Zudem bemängelte Müller die geringe Akzeptanz für die Tätigkeit des Ordnungsdienstes durch die Fans. Von der Eintracht erwarte er vor ihrem Hausrecht Gebrauch zu machen und Personen mit Stadionverboten zu belegen, sollten diesen Straftaten nachgewiesen werden. Auf der anderen Seite betonte er jedoch, dass der Club den Gesprächskanal zur Fanszene offen behalten solle. Mit Blick auf das Spiel am kommenden Donnerstag gegen PAOK Saloniki mahnte er sowohl Fans als auch Einsatzkräfte zu „Professionalität und Gelassenheit“ im Umgang miteinander an. Jedes Verhalten, das weitere Eskalationen begünstige, sei fatal.
Auf Nachfrage wurde zudem mit Bezug auf geäußerte Vorwürfe betont, der vorherige Einsatz gegen Stuttgart sei keine Machtdemonstration im Vorlauf der Europameisterschaft 2024 gewesen. Ebenso wenig stünde die Einsatztaktik im Zusammenhang mit den Vorfällen in Bochum und Hamburg. Dort war es in den vergangenen Wochen zu teils stark kritisierten Polizeieinsätzen gegen Gästefans aus Köln und Hannover gekommen.
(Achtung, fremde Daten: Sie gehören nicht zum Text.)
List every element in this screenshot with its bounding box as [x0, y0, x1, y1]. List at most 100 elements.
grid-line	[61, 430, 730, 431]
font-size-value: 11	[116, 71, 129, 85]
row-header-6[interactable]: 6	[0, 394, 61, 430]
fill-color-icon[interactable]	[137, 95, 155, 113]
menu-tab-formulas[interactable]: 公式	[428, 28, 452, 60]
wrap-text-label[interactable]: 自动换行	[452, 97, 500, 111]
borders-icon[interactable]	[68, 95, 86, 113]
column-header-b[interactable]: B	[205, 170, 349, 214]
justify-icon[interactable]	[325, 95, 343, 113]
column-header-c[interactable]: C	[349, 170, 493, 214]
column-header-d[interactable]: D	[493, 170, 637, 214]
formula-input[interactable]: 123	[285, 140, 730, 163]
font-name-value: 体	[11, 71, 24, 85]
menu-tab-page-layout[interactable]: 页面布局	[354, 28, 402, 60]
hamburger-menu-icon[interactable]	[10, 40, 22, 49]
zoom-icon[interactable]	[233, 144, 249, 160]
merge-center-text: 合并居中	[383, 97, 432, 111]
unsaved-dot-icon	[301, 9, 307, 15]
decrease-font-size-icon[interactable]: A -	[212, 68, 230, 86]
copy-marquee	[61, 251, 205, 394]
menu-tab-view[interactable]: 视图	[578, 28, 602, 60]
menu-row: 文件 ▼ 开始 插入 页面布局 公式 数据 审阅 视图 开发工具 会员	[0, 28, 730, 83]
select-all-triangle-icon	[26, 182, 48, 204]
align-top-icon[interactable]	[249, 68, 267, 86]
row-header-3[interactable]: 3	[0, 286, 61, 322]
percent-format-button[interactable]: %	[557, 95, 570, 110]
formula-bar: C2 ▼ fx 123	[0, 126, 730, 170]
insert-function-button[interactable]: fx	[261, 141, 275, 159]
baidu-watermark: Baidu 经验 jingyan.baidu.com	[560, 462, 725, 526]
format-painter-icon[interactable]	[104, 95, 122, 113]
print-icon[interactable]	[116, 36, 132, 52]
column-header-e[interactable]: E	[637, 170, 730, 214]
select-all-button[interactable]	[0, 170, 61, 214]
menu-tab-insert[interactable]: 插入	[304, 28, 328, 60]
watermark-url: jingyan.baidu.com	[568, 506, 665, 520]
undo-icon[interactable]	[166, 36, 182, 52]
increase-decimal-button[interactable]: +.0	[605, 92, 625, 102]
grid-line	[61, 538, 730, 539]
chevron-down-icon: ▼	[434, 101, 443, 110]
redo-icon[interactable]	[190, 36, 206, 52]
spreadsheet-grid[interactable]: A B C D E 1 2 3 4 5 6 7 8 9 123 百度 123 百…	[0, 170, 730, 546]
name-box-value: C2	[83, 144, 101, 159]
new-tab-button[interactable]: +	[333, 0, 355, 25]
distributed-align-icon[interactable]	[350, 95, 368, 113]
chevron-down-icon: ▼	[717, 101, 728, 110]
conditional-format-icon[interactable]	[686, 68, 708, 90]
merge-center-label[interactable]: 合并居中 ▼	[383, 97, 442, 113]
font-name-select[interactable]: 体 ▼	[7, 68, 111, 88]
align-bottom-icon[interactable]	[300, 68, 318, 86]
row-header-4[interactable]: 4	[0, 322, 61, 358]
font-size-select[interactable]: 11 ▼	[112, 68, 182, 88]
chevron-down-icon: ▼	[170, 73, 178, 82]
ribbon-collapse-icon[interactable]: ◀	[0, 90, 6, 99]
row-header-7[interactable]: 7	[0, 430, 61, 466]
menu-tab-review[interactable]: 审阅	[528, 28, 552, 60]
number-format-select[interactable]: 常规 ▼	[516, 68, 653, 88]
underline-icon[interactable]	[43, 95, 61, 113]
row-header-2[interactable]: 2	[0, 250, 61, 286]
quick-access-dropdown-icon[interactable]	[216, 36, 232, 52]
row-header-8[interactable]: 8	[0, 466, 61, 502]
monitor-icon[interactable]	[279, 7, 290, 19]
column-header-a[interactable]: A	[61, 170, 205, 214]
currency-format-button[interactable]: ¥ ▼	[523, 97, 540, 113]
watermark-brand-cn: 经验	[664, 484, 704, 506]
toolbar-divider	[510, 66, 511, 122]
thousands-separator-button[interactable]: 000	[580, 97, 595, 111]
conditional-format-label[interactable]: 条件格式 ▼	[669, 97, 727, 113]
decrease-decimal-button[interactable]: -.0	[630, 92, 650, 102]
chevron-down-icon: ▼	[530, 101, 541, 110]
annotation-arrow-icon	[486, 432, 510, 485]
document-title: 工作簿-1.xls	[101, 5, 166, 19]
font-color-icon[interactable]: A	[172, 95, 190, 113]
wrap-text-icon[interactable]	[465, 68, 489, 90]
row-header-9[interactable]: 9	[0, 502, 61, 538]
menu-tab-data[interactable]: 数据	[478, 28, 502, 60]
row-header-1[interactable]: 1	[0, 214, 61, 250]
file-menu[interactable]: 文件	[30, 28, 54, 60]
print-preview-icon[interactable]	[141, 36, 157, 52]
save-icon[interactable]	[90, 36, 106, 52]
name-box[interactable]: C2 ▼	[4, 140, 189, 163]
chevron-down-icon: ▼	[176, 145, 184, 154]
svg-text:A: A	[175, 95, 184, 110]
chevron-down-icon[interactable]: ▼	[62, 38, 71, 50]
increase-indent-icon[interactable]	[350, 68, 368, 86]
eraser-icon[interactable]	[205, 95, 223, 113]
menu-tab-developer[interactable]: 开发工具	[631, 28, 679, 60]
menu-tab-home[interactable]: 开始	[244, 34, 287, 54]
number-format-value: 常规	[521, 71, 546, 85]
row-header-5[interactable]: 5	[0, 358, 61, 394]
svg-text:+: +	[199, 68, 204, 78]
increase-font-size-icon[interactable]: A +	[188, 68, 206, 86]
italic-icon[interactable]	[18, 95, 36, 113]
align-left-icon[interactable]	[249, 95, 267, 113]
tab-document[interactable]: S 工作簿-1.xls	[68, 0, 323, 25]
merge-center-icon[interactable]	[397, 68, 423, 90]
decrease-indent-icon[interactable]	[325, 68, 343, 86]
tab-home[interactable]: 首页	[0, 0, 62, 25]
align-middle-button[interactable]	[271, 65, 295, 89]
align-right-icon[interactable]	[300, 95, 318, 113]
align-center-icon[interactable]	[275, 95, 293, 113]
Nach Auseinandersetzung bei Eintracht-Spiel: Polizei nennt weitere Details
Update, 17.20 Uhr: Ob der Vorkommnisse des Samstags lud die Polizei Frankfurt am Montag (27. November) zu einer Pressekonferenz. Im Beisein von Oberstaatsanwalt Michael Loer, SoKo-Leiter Christoph Döring, Einsatzleiter Thomas Schmidl und Polizeipräsident Stefan Müller, wurde das polizeiliche Vorgehen beim Spiel nochmals erörtert und zu großen Teilen verteidigt.
Der ausführlichste Teil der Erläuterungen kam dabei von Schmidl. Nachdem er die Gesamtlage verschiedener Einsätze im Frankfurter Stadtgebiet nachgezeichnet hatte, kam er auf das Fußballspiel zu sprechen. Er wiederholte dabei die polizeilichen Darstellungen, nach denen die Einsatzkräfte nach ihrer Ankunft hinter besagtem Block 40 gegen 17.50 Uhr massiv angegriffen worden seien.
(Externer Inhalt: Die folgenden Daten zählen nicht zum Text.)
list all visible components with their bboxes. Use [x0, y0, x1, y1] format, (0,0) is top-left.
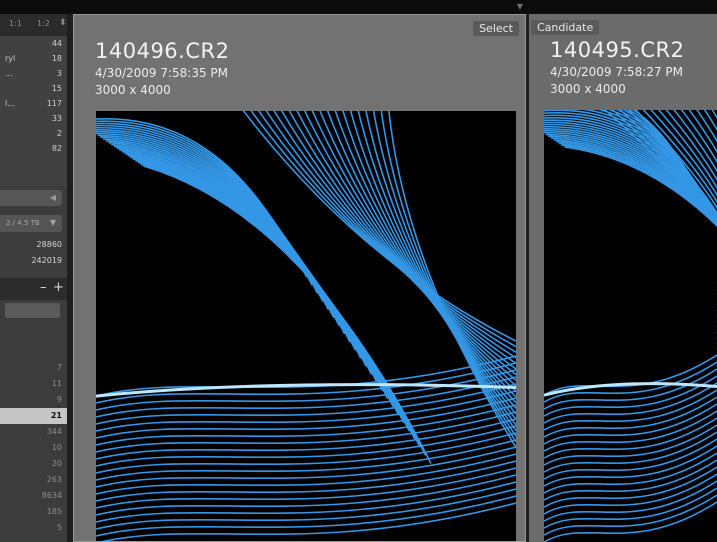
drive-volume-select[interactable]: 2 / 4.5 TB ▼: [0, 215, 62, 232]
catalog-stat-row: 28860: [36, 240, 62, 249]
collection-item[interactable]: 7: [0, 360, 67, 376]
light-trail-image: [544, 110, 717, 542]
folder-item[interactable]: 2: [0, 126, 67, 142]
collection-item[interactable]: 9: [0, 392, 67, 408]
folder-item[interactable]: ryl 18: [0, 51, 67, 67]
candidate-filename: 140495.CR2: [550, 38, 685, 62]
select-dimensions: 3000 x 4000: [95, 83, 171, 97]
folder-item[interactable]: 82: [0, 141, 67, 157]
select-capture-date: 4/30/2009 7:58:35 PM: [95, 66, 229, 80]
folder-item[interactable]: 44: [0, 36, 67, 52]
collection-item[interactable]: 5: [0, 520, 67, 536]
light-trail-image: [96, 111, 516, 541]
collection-item[interactable]: 185: [0, 504, 67, 520]
folder-item[interactable]: ... 3: [0, 66, 67, 82]
select-tag: Select: [473, 21, 519, 36]
left-panel: 1:1 1:2 ⬍ 44 ryl 18 ... 3 15 l... 117 33 2 …: [0, 14, 67, 542]
zoom-stepper-icon[interactable]: ⬍: [59, 18, 67, 28]
add-collection-button[interactable]: +: [53, 280, 64, 295]
candidate-photo[interactable]: [544, 110, 717, 542]
catalog-stat-row: 242019: [31, 256, 62, 265]
collapse-button[interactable]: ◀: [0, 190, 62, 206]
folder-item[interactable]: 33: [0, 111, 67, 127]
compare-view: Select 140496.CR2 4/30/2009 7:58:35 PM 3…: [67, 14, 717, 542]
folders-list: 44 ryl 18 ... 3 15 l... 117 33 2 82: [0, 36, 67, 186]
collection-item[interactable]: 8634: [0, 488, 67, 504]
select-photo[interactable]: [96, 111, 516, 541]
candidate-pane[interactable]: Candidate 140495.CR2 4/30/2009 7:58:27 P…: [529, 14, 717, 542]
collection-item[interactable]: 11: [0, 376, 67, 392]
panel-toggle-arrow-icon[interactable]: ▼: [513, 2, 527, 12]
collection-item[interactable]: 10: [0, 440, 67, 456]
zoom-1-2-option[interactable]: 1:2: [37, 19, 50, 28]
candidate-dimensions: 3000 x 4000: [550, 82, 626, 96]
candidate-tag: Candidate: [531, 20, 600, 35]
dropdown-caret-icon: ▼: [49, 218, 56, 227]
select-pane[interactable]: Select 140496.CR2 4/30/2009 7:58:35 PM 3…: [73, 14, 526, 542]
select-filename: 140496.CR2: [95, 39, 230, 63]
collections-header: – +: [0, 278, 67, 300]
top-bar: ▼: [0, 0, 717, 14]
left-triangle-icon: ◀: [49, 193, 56, 202]
drive-volume-label: 2 / 4.5 TB: [6, 219, 40, 227]
collection-item[interactable]: 263: [0, 472, 67, 488]
remove-collection-button[interactable]: –: [40, 280, 47, 295]
collection-item-selected[interactable]: 21: [0, 408, 67, 424]
collection-item[interactable]: 344: [0, 424, 67, 440]
collection-item[interactable]: 20: [0, 456, 67, 472]
navigator-zoom-bar: 1:1 1:2 ⬍: [0, 14, 67, 36]
folder-item[interactable]: 15: [0, 81, 67, 97]
collection-filter-field[interactable]: [5, 303, 60, 318]
candidate-capture-date: 4/30/2009 7:58:27 PM: [550, 65, 684, 79]
folder-item[interactable]: l... 117: [0, 96, 67, 112]
zoom-1-1-option[interactable]: 1:1: [9, 19, 22, 28]
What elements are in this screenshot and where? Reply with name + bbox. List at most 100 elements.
Vorher solle – entgegen anderer Aussagen – ausdrücklich keine Polizei am Block 40 eingesetzt worden sein, weder zivil noch in Uniform. Seine Ausführung ergänzte er um weitere Details, wie etwa, dass die Polizeikräfte unter anderem mit Türen, Gittern, Feuerlöschern und dem Inventar einer Grillstation beworfen wurden. Mit den gezeigten Einspielern während der Konferenz – die aus ermittlungstaktischen Gründen medial nicht verwertet werden können – sei der Vorwurf der polizeilichen Unverhältnismäßigkeit dagegen entkräftet.
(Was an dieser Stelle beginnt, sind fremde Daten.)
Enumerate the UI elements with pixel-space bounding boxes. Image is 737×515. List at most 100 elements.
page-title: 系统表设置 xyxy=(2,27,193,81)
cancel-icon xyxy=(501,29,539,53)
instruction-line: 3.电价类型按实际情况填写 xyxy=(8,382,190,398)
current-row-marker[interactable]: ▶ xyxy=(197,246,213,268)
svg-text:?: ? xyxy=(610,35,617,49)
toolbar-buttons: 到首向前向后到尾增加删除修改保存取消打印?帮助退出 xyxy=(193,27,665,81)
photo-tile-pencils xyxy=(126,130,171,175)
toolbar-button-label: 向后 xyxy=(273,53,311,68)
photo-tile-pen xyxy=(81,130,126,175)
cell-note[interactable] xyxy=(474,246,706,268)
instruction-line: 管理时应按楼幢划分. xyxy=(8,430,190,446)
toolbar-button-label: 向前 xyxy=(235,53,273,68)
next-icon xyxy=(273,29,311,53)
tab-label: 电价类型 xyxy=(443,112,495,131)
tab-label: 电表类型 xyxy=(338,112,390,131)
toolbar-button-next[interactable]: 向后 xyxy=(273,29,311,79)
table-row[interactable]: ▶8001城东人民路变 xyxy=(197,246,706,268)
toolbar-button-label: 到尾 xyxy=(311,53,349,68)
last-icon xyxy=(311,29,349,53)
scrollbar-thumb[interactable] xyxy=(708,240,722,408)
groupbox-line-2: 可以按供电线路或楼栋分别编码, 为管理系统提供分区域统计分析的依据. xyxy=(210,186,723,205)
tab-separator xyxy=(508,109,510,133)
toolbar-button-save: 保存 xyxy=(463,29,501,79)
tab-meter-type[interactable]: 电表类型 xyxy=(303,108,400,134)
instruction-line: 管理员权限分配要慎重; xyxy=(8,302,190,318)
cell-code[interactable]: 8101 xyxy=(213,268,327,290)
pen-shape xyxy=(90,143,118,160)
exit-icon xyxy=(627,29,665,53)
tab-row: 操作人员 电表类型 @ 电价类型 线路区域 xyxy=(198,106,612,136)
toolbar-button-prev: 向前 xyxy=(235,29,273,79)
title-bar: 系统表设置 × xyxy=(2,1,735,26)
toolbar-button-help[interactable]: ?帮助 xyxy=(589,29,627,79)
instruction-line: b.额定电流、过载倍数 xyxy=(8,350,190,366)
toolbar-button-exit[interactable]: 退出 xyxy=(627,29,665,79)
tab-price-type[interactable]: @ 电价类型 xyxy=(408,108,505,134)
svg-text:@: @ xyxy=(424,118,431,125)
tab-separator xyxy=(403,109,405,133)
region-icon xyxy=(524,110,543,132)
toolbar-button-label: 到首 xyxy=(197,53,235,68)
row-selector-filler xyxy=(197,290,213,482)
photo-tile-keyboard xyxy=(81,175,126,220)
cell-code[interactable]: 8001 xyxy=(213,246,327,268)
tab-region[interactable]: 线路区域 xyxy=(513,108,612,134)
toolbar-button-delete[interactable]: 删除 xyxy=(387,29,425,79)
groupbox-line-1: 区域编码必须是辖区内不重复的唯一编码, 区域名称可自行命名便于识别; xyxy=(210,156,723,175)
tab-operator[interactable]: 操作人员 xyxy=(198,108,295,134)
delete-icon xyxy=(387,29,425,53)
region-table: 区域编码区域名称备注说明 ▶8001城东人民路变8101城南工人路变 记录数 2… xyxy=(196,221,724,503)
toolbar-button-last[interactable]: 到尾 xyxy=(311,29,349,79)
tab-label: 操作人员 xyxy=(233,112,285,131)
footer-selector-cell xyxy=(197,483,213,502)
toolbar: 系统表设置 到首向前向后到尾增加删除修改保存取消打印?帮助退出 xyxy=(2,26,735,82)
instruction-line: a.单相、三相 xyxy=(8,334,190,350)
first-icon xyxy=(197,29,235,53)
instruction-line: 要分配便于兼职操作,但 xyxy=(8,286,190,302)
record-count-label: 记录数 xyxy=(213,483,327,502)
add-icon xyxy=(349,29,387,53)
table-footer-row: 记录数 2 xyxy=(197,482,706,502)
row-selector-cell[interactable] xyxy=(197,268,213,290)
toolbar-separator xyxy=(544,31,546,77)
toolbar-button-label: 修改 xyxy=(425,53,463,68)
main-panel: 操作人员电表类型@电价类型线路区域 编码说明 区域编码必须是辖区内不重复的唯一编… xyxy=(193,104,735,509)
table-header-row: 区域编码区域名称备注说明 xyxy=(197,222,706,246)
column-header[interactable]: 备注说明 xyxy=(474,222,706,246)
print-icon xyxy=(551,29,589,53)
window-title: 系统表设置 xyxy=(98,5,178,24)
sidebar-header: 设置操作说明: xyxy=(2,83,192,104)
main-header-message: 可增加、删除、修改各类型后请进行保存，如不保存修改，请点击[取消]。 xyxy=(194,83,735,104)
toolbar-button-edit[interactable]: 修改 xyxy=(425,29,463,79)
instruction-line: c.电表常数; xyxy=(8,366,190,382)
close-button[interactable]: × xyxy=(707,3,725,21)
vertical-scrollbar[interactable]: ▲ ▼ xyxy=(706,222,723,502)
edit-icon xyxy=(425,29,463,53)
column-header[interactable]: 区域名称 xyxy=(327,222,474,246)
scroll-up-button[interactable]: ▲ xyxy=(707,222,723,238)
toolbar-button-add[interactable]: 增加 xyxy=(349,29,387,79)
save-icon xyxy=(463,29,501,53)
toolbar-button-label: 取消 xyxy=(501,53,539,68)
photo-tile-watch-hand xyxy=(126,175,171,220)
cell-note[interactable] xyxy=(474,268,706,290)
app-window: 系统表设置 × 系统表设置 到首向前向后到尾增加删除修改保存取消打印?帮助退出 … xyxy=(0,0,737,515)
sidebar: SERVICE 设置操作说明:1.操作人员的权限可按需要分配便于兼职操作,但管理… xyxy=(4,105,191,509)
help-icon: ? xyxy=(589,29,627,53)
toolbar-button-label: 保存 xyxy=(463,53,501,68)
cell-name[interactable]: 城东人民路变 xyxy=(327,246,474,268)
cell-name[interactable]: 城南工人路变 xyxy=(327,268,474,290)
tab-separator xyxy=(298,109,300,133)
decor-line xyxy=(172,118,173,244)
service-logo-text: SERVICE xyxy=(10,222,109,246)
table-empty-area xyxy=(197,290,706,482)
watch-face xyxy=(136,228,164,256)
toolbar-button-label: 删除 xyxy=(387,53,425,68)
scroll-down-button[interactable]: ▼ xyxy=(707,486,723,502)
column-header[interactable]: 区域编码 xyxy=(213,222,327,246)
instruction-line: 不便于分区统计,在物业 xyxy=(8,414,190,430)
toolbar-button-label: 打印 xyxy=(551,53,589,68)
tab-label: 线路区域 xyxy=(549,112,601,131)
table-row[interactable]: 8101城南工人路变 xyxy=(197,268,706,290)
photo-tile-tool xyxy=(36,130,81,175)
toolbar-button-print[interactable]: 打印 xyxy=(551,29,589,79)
Auseinandersetzung bei Eintracht-Spiel: Korrektur der Verletzten-Anzahl
Update, 16.45 Uhr: Die Frankfurter Fanhilfe „Der 13. Mann“ hat zwei Tage nach den Ausschreitungen beim Bundesliga-Heimspiel gegen den VfB Stuttgart noch einmal den in ihren Augen überzogenen Polizeieinsatz kritisiert. „Ich habe noch nie etwas Derartiges erlebt, und ich gehe schon sehr lange zum Fußball. Ich war live dabei und habe es erlebt. Ich war geschockt. Es waren sehr viele Leute geschockt. So viel Blut und so viele Problemfälle hatten wir noch nie“, sagte Sprecherin Ina Kobuschinski am Montag der Deutschen Presse-Agentur.
Kobuschinski korrigierte dabei auch die Anzahl der Verletzten nach oben. Am Samstagabend war in einer Mitteilung zunächst auf Fanseiten von 70 die Rede. Inzwischen seien es über 100 Verletzte. Auch aufseiten der Polizei und Ordnungsdienste wurden mehr als 100 Personen verletzt. „Derartig reinzugehen, war einfach unverhältnismäßig und furchtbar“, kommentierte Kobuschinski die Vorfälle in dem Stadion.
Auseinandersetzung bei Eintracht-Spiel: Polizei revidiert Einsatzgrund
Update, 15.45 Uhr: Die Frankfurter Polizei hat den Grund für den umstrittenen Einsatz am Samstag (25. November) im Waldstadion revidiert. Zunächst hieß es, eine sich anbahnende „Eskalation zwischen rivalisierenden Fangruppen“ sei ausschlaggebend gewesen. Letztendlich soll jedoch eine Ticketkontrolle hinter der Nordwestkurve zur Eskalation geführt haben.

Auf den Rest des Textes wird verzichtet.